Shiloh blew out a sigh. "Yeah, there's one hell of a story."

She took a few steps back and from where he stood the giant was aware of movement near her, no doubt the men moving either to intercept him or simply to get out of the way. He gave it a few moments before he ducked through the doorway and shut the door behind him; there was a cluster of ten men here and another woman, armed and eying him. He offered them a silent nod before turning his attention back down to Shiloh.

Goodness, but he really dwarfed her...he did not remember towering over her so much when she had been his charge. "My men, they will remain in the cars."

"It's not like we'd lack the room for them," Shiloh said, looking around at the warehouse a moment before sighing again. "All right, well - guys, this is Mr. Alexei, probably our only friend inside city limits."

Alexei again eyed the men silently before his attention fell on the other woman in the room. He shook a large finger at her. "You - I know you."

Miss Pauling smoothed out a wrinkle in her skirt as she stepped closer. "I'm Miss Pauling, sir. We've never met in person but the Administrator has mentioned you before." She offered her hand and Alexei shook it politely. "I wasn't aware she was calling in local assistance."

Alexei nodded slowly, then dropped a hand onto Shiloh's shoulder - it completely covered the shoulder - and sniffed. "I would not call me local - I have been traveling overseas. I come back when old woman got word to me. We have much to discuss, but first - the story. I would much like to hear it."

"And like that, we are trusting him?" Spy asked, stepping up behind Miss Pauling.

She nodded and pushed her glasses up. "He is who he says he is, and if he's the one the Administrator told us to wait two days for..." She shrugged. "Looks like we'll be getting inside the club fairly easily, Alexei is Madam Zoya's son."

Shiloh slowly turned her head to stare up at him. "Son...? You never told me that!"

"Some things are not needing knowing," he replied. "What is needing knowing right now is, what has my mother done this time?"

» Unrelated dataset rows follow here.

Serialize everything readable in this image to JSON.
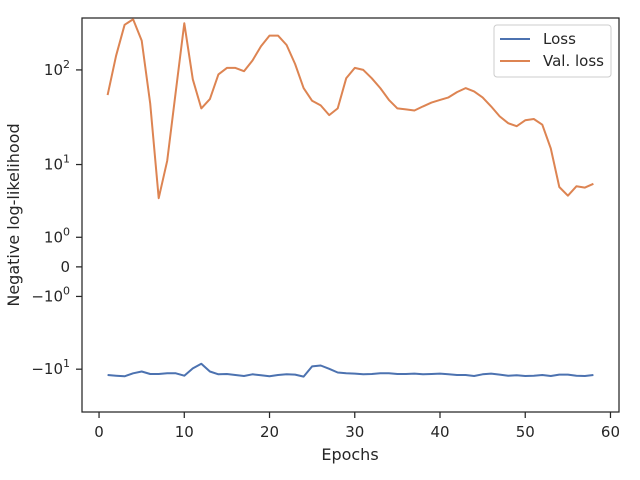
{
  "chart_data": {
    "type": "line",
    "title": "",
    "xlabel": "Epochs",
    "ylabel": "Negative log-likelihood",
    "xlim": [
      -2,
      61
    ],
    "x_ticks": [
      0,
      10,
      20,
      30,
      40,
      50,
      60
    ],
    "y_scale": "symlog",
    "ylim": [
      -29,
      340
    ],
    "y_ticks": [
      {
        "value": 100,
        "label": "10^2"
      },
      {
        "value": 10,
        "label": "10^1"
      },
      {
        "value": 1,
        "label": "10^0"
      },
      {
        "value": 0,
        "label": "0"
      },
      {
        "value": -1,
        "label": "-10^0"
      },
      {
        "value": -10,
        "label": "-10^1"
      }
    ],
    "grid": false,
    "legend_position": "top-right",
    "x": [
      1,
      2,
      3,
      4,
      5,
      6,
      7,
      8,
      9,
      10,
      11,
      12,
      13,
      14,
      15,
      16,
      17,
      18,
      19,
      20,
      21,
      22,
      23,
      24,
      25,
      26,
      27,
      28,
      29,
      30,
      31,
      32,
      33,
      34,
      35,
      36,
      37,
      38,
      39,
      40,
      41,
      42,
      43,
      44,
      45,
      46,
      47,
      48,
      49,
      50,
      51,
      52,
      53,
      54,
      55,
      56,
      57,
      58
    ],
    "series": [
      {
        "name": "Loss",
        "color": "#4c72b0",
        "values": [
          -11.6,
          -11.8,
          -12.0,
          -11.1,
          -10.6,
          -11.3,
          -11.3,
          -11.1,
          -11.1,
          -11.8,
          -9.8,
          -8.7,
          -10.6,
          -11.4,
          -11.3,
          -11.6,
          -11.9,
          -11.4,
          -11.7,
          -12.0,
          -11.6,
          -11.4,
          -11.5,
          -12.1,
          -9.3,
          -9.1,
          -9.9,
          -10.9,
          -11.1,
          -11.2,
          -11.4,
          -11.3,
          -11.1,
          -11.1,
          -11.3,
          -11.3,
          -11.2,
          -11.4,
          -11.3,
          -11.2,
          -11.4,
          -11.6,
          -11.6,
          -11.9,
          -11.4,
          -11.2,
          -11.5,
          -11.8,
          -11.7,
          -11.9,
          -11.8,
          -11.6,
          -11.9,
          -11.5,
          -11.5,
          -11.8,
          -11.9,
          -11.6
        ]
      },
      {
        "name": "Val. loss",
        "color": "#dd8452",
        "values": [
          55,
          140,
          290,
          330,
          200,
          45,
          4.0,
          11,
          60,
          300,
          80,
          40,
          50,
          90,
          105,
          105,
          97,
          125,
          175,
          225,
          225,
          180,
          115,
          65,
          48,
          43,
          34,
          40,
          82,
          105,
          100,
          82,
          65,
          49,
          40,
          39,
          38,
          42,
          46,
          49,
          52,
          59,
          65,
          60,
          52,
          42,
          33,
          28,
          26,
          30,
          31,
          27,
          15,
          5.5,
          4.3,
          5.6,
          5.4,
          6.0
        ]
      }
    ]
  }
}
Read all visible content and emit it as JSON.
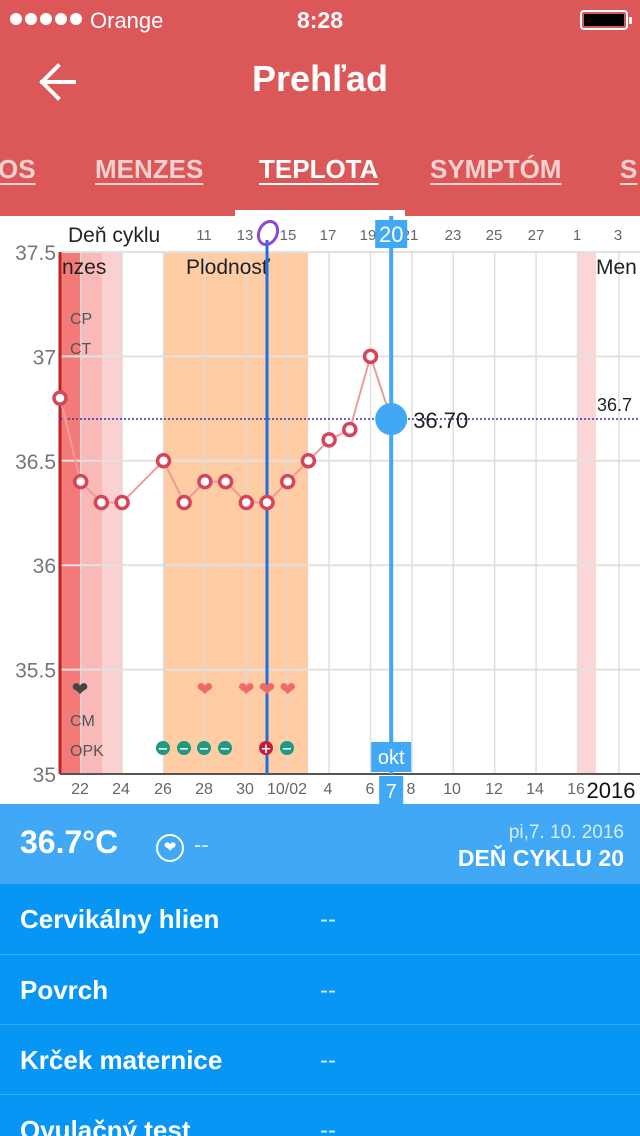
{
  "status_bar": {
    "carrier": "Orange",
    "time": "8:28"
  },
  "header": {
    "title": "Prehľad",
    "back_icon": "arrow-left-icon"
  },
  "tabs": [
    {
      "label": "OS",
      "active": false
    },
    {
      "label": "MENZES",
      "active": false
    },
    {
      "label": "TEPLOTA",
      "active": true
    },
    {
      "label": "SYMPTÓM",
      "active": false
    },
    {
      "label": "S",
      "active": false
    }
  ],
  "chart_data": {
    "type": "line",
    "top_axis_label": "Deň cyklu",
    "top_ticks": [
      "11",
      "13",
      "15",
      "17",
      "19",
      "21",
      "23",
      "25",
      "27",
      "1",
      "3"
    ],
    "selected_cycle_day": "20",
    "x_ticks": [
      "22",
      "24",
      "26",
      "28",
      "30",
      "10/02",
      "4",
      "6",
      "8",
      "10",
      "12",
      "14",
      "16"
    ],
    "selected_day": "7",
    "month_label": "okt",
    "year_label": "2016",
    "y_ticks": [
      "37.5",
      "37",
      "36.5",
      "36",
      "35.5",
      "35"
    ],
    "ylim": [
      35,
      37.5
    ],
    "series": [
      {
        "values": [
          36.8,
          36.4,
          36.3,
          36.3,
          null,
          36.5,
          36.3,
          36.4,
          36.4,
          36.3,
          36.3,
          36.4,
          36.5,
          36.6,
          36.65,
          37.0
        ]
      }
    ],
    "selected_value": 36.7,
    "selected_value_label": "36.70",
    "coverline_label": "36.7",
    "period_labels": {
      "menses_left": "nzes",
      "fertile": "Plodnosť",
      "menses_right": "Men"
    },
    "row_labels": {
      "cp": "CP",
      "ct": "CT",
      "cm": "CM",
      "opk": "OPK"
    },
    "heart_day_index": [
      1,
      7,
      9,
      10,
      11
    ],
    "opk_symbols": [
      "−",
      "−",
      "−",
      "−",
      "+",
      "−"
    ],
    "colors": {
      "menses": "#f47a7a",
      "fertile": "#ffcca4",
      "line": "#ef9a9a",
      "marker": "#d6455a",
      "selection": "#40a8f4",
      "ovulation_line": "#1e6ee4",
      "ovulation_marker": "#8a4ad6",
      "opk_negative": "#1e9a82",
      "opk_positive": "#c41e3a"
    }
  },
  "info": {
    "temperature": "36.7°C",
    "note_value": "--",
    "date": "pi,7. 10. 2016",
    "cycle_day": "DEŇ CYKLU 20"
  },
  "details": [
    {
      "label": "Cervikálny hlien",
      "value": "--"
    },
    {
      "label": "Povrch",
      "value": "--"
    },
    {
      "label": "Krček maternice",
      "value": "--"
    },
    {
      "label": "Ovulačný test",
      "value": "--"
    }
  ]
}
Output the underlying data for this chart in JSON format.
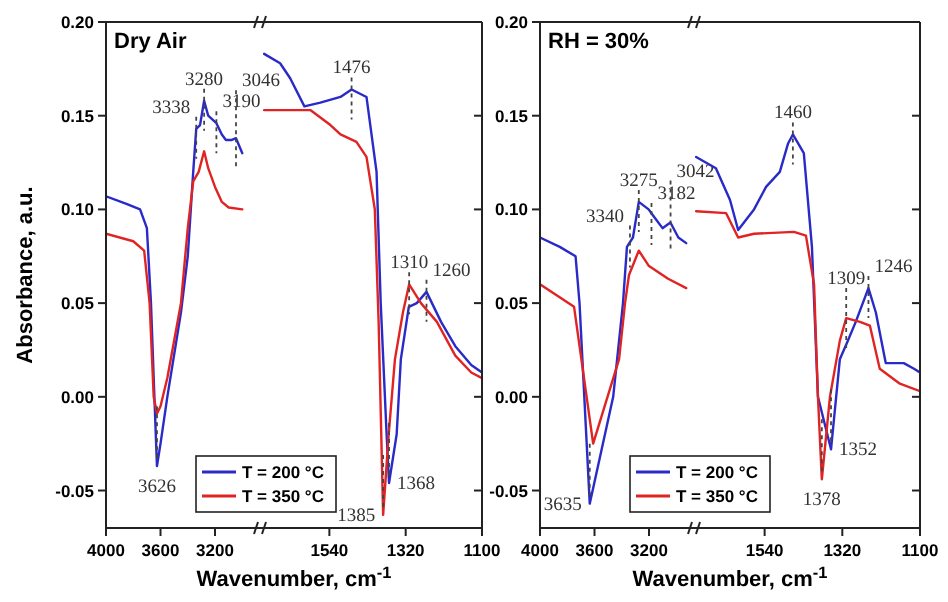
{
  "chart_data": [
    {
      "type": "line",
      "title": "Dry Air",
      "xlabel": "Wavenumber, cm$^{-1}$",
      "ylabel": "Absorbance, a.u.",
      "xlim": [
        4000,
        2870
      ],
      "ylim": [
        -0.07,
        0.2
      ],
      "xticks": [
        4000,
        3600,
        3200
      ],
      "yticks": [
        {
          "value": -0.05,
          "label": "-0.05"
        },
        {
          "value": 0,
          "label": "0.00"
        },
        {
          "value": 0.05,
          "label": "0.05"
        },
        {
          "value": 0.1,
          "label": "0.10"
        },
        {
          "value": 0.15,
          "label": "0.15"
        },
        {
          "value": 0.2,
          "label": "0.20"
        }
      ],
      "series": [
        {
          "color": "#2a2ac8",
          "x": [
            4000,
            3850,
            3750,
            3700,
            3670,
            3645,
            3626,
            3600,
            3550,
            3450,
            3400,
            3360,
            3338,
            3310,
            3280,
            3250,
            3220,
            3190,
            3150,
            3120,
            3080,
            3046,
            3000
          ],
          "values": [
            0.107,
            0.103,
            0.1,
            0.09,
            0.05,
            0.0,
            -0.037,
            -0.025,
            0.0,
            0.045,
            0.075,
            0.12,
            0.143,
            0.145,
            0.158,
            0.15,
            0.148,
            0.146,
            0.14,
            0.137,
            0.137,
            0.138,
            0.13
          ]
        },
        {
          "color": "#e02424",
          "x": [
            4000,
            3800,
            3720,
            3680,
            3650,
            3626,
            3600,
            3550,
            3450,
            3400,
            3360,
            3320,
            3280,
            3250,
            3200,
            3150,
            3100,
            3000
          ],
          "values": [
            0.087,
            0.083,
            0.078,
            0.05,
            0.0,
            -0.009,
            -0.005,
            0.01,
            0.05,
            0.09,
            0.115,
            0.12,
            0.131,
            0.122,
            0.112,
            0.104,
            0.101,
            0.1
          ]
        }
      ],
      "annotations": [
        {
          "text": "3338",
          "x": 3338,
          "y": 0.143
        },
        {
          "text": "3280",
          "x": 3280,
          "y": 0.158
        },
        {
          "text": "3190",
          "x": 3190,
          "y": 0.146
        },
        {
          "text": "3046",
          "x": 3046,
          "y": 0.138
        },
        {
          "text": "3626",
          "x": 3626,
          "y": -0.037
        }
      ]
    },
    {
      "type": "line",
      "xlim": [
        1740,
        1100
      ],
      "ylim": [
        -0.07,
        0.2
      ],
      "xticks": [
        1540,
        1320,
        1100
      ],
      "yticks": [
        {
          "value": -0.05,
          "label": null
        },
        {
          "value": 0,
          "label": null
        },
        {
          "value": 0.05,
          "label": null
        },
        {
          "value": 0.1,
          "label": null
        },
        {
          "value": 0.15,
          "label": null
        },
        {
          "value": 0.2,
          "label": null
        }
      ],
      "tick_labels": "x",
      "legend": "bottom left",
      "series": [
        {
          "name": "T = 200 °C",
          "color": "#2a2ac8",
          "x": [
            1728,
            1682,
            1653,
            1612,
            1566,
            1508,
            1476,
            1433,
            1404,
            1392,
            1375,
            1368,
            1346,
            1334,
            1311,
            1288,
            1260,
            1218,
            1177,
            1131,
            1100
          ],
          "values": [
            0.183,
            0.178,
            0.17,
            0.155,
            0.157,
            0.16,
            0.164,
            0.16,
            0.12,
            0.05,
            -0.02,
            -0.046,
            -0.02,
            0.02,
            0.048,
            0.05,
            0.056,
            0.04,
            0.027,
            0.017,
            0.013
          ]
        },
        {
          "name": "T = 350 °C",
          "color": "#e02424",
          "x": [
            1728,
            1595,
            1537,
            1508,
            1462,
            1433,
            1409,
            1398,
            1385,
            1369,
            1351,
            1328,
            1310,
            1276,
            1230,
            1177,
            1131,
            1100
          ],
          "values": [
            0.153,
            0.153,
            0.145,
            0.14,
            0.136,
            0.128,
            0.1,
            0.04,
            -0.063,
            -0.02,
            0.02,
            0.045,
            0.06,
            0.05,
            0.04,
            0.022,
            0.013,
            0.01
          ]
        }
      ],
      "annotations": [
        {
          "text": "1476",
          "x": 1476,
          "y": 0.164
        },
        {
          "text": "1385",
          "x": 1385,
          "y": -0.063
        },
        {
          "text": "1368",
          "x": 1368,
          "y": -0.046
        },
        {
          "text": "1310",
          "x": 1310,
          "y": 0.06
        },
        {
          "text": "1260",
          "x": 1260,
          "y": 0.056
        }
      ]
    },
    {
      "type": "line",
      "title": "RH = 30%",
      "xlabel": "Wavenumber, cm$^{-1}$",
      "xlim": [
        4000,
        2870
      ],
      "ylim": [
        -0.07,
        0.2
      ],
      "xticks": [
        4000,
        3600,
        3200
      ],
      "yticks": [
        {
          "value": -0.05,
          "label": "-0.05"
        },
        {
          "value": 0,
          "label": "0.00"
        },
        {
          "value": 0.05,
          "label": "0.05"
        },
        {
          "value": 0.1,
          "label": "0.10"
        },
        {
          "value": 0.15,
          "label": "0.15"
        },
        {
          "value": 0.2,
          "label": "0.20"
        }
      ],
      "series": [
        {
          "color": "#2a2ac8",
          "x": [
            4000,
            3855,
            3739,
            3710,
            3635,
            3463,
            3391,
            3362,
            3318,
            3275,
            3203,
            3173,
            3101,
            3043,
            2985,
            2927
          ],
          "values": [
            0.085,
            0.08,
            0.075,
            0.05,
            -0.057,
            0.0,
            0.05,
            0.08,
            0.085,
            0.104,
            0.1,
            0.097,
            0.09,
            0.093,
            0.085,
            0.082
          ]
        },
        {
          "color": "#e02424",
          "x": [
            4000,
            3750,
            3610,
            3420,
            3376,
            3347,
            3275,
            3203,
            3060,
            2927
          ],
          "values": [
            0.06,
            0.048,
            -0.025,
            0.02,
            0.05,
            0.065,
            0.078,
            0.07,
            0.063,
            0.058
          ]
        }
      ],
      "annotations": [
        {
          "text": "3340",
          "x": 3340,
          "y": 0.085
        },
        {
          "text": "3275",
          "x": 3275,
          "y": 0.104
        },
        {
          "text": "3182",
          "x": 3182,
          "y": 0.097
        },
        {
          "text": "3042",
          "x": 3042,
          "y": 0.093
        },
        {
          "text": "3635",
          "x": 3635,
          "y": -0.057
        }
      ]
    },
    {
      "type": "line",
      "xlim": [
        1740,
        1100
      ],
      "ylim": [
        -0.07,
        0.2
      ],
      "xticks": [
        1540,
        1320,
        1100
      ],
      "yticks": [
        {
          "value": -0.05,
          "label": null
        },
        {
          "value": 0,
          "label": null
        },
        {
          "value": 0.05,
          "label": null
        },
        {
          "value": 0.1,
          "label": null
        },
        {
          "value": 0.15,
          "label": null
        },
        {
          "value": 0.2,
          "label": null
        }
      ],
      "tick_labels": "x",
      "legend": "bottom left",
      "series": [
        {
          "name": "T = 200 °C",
          "color": "#2a2ac8",
          "x": [
            1734,
            1678,
            1638,
            1615,
            1570,
            1536,
            1497,
            1474,
            1460,
            1429,
            1406,
            1389,
            1352,
            1327,
            1304,
            1282,
            1246,
            1225,
            1197,
            1146,
            1117,
            1100
          ],
          "values": [
            0.128,
            0.122,
            0.105,
            0.089,
            0.1,
            0.112,
            0.12,
            0.135,
            0.14,
            0.13,
            0.08,
            0.0,
            -0.028,
            0.02,
            0.03,
            0.04,
            0.058,
            0.045,
            0.018,
            0.018,
            0.015,
            0.013
          ]
        },
        {
          "name": "T = 350 °C",
          "color": "#e02424",
          "x": [
            1734,
            1649,
            1615,
            1570,
            1457,
            1423,
            1400,
            1389,
            1378,
            1355,
            1327,
            1309,
            1270,
            1242,
            1214,
            1157,
            1100
          ],
          "values": [
            0.099,
            0.098,
            0.085,
            0.087,
            0.088,
            0.086,
            0.06,
            0.0,
            -0.044,
            0.0,
            0.03,
            0.042,
            0.04,
            0.038,
            0.015,
            0.007,
            0.003
          ]
        }
      ],
      "annotations": [
        {
          "text": "1460",
          "x": 1460,
          "y": 0.14
        },
        {
          "text": "1378",
          "x": 1378,
          "y": -0.044
        },
        {
          "text": "1352",
          "x": 1352,
          "y": -0.028
        },
        {
          "text": "1309",
          "x": 1309,
          "y": 0.042
        },
        {
          "text": "1246",
          "x": 1246,
          "y": 0.058
        }
      ]
    }
  ]
}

Miss Pauling smiled a bit. "The cliff notes version is she's harboring a serial killer with a grudge against the Administrator."

"There's quite a bit of...side plot...tangled up in this story as well," Spy said, glancing at Miss Pauling. "Might I suggest we all sit down and take turns?"

Alexei blew out a long, steady sigh that ruffled Shiloh's hair. "This is...new, even for her. Tell me, please."